O relatório também critica decisões da Justiça brasileira que determinaram a remoção de conteúdos em redes sociais e a suspensão de perfis de usuários. O órgão alegou favorecimento a empresas nacionais no setor de pagamentos eletrônicos, sem citar diretamente o Pix.
O Escritório do Representante Comercial dos Estados Unidos (USTR) concluiu na última segunda-feira (1º) que uma série de atos, políticas e práticas do governo brasileiro são “irrazoáveis” e “oneram ou restringem” o comércio estadunidense. Com base na Seção 301 da Lei de Comércio de 1974, o órgão propôs tarifas de 25% sobre mercadorias brasileiras, com algumas isenções, e abriu o caso para consulta pública.
De acordo com informações do g1, a investigação foi iniciada em 15 de julho de 2025 por determinação do presidente Donald Trump. O USTR, comandado pelo embaixador Jamieson Greer, apontou problemas em áreas como comércio digital, serviços de pagamentos eletrônicos, proteção à propriedade intelectual, combate à corrupção, acesso ao mercado de etanol e desmatamento ilegal.
O relatório também critica decisões da Justiça brasileira que determinaram a remoção de conteúdos em redes sociais e a suspensão de perfis de usuários. O órgão alegou favorecimento a empresas nacionais no setor de pagamentos eletrônicos, sem citar diretamente o Pix.

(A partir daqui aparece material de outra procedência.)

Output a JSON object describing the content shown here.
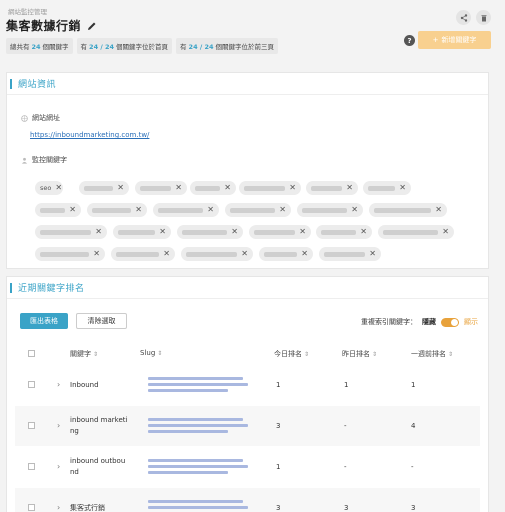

O comunicado informa que o USTR propôs medidas de resposta para consulta pública enquanto equipes dos Estados Unidos e do Brasil mantêm um “diálogo intenso” em busca de solução. A audiência pública está prevista para 6 de julho, e o prazo legal para medidas corretivas expira em 15 de julho de 2026.
A conclusão ocorre dentro do prazo das negociações do grupo de trabalho criado por Brasil e Estados Unidos para tratar de temas comerciais e evitar novas tarifas. O grupo foi instituído após a visita de Lula a Trump, em 7 de maio, na Casa Branca. Apesar de as conversas estarem previstas para terminar nesta sexta-feira (5), interlocutores afirmam que não houve avanço suficiente para encerrar os trabalhos.
Adecisão frustra a intenção de Lula de ter nova conversa com Trump para evitar retaliações financeiras e impactos econômicos ligados também à classificação do Primeiro Comando da Capital (PCC) e do Comando Vermelho (CV) como organizações terroristas.
Segundo o documento, alguns produtos seriam poupados da tarifa, incluindo materiais informativos, doações, certas carnes, frutas, minerais, café, chá, especiarias, cereais, sementes, frutos oleaginosos, plantas industriais e medicinais, palhas e forragens. Aeronaves e peças de aeronaves brasileiras, terras raras, químicos orgânicos, farmacêuticos e fertilizantes também estariam isentos.
O relatório ainda contesta acordos comerciais do Brasil com México e Índia, aponta falhas no combate ao desmatamento ilegal, critica o tratamento dado ao etanol dos Estados Unidos e cita lentidão do INPI na análise de patentes, especialmente biofarmacêuticas. Na área de corrupção, menciona a anulação de processos da Lava Jato pelo STF em 2023 e a renegociação “sem transparência” de acordos de leniência.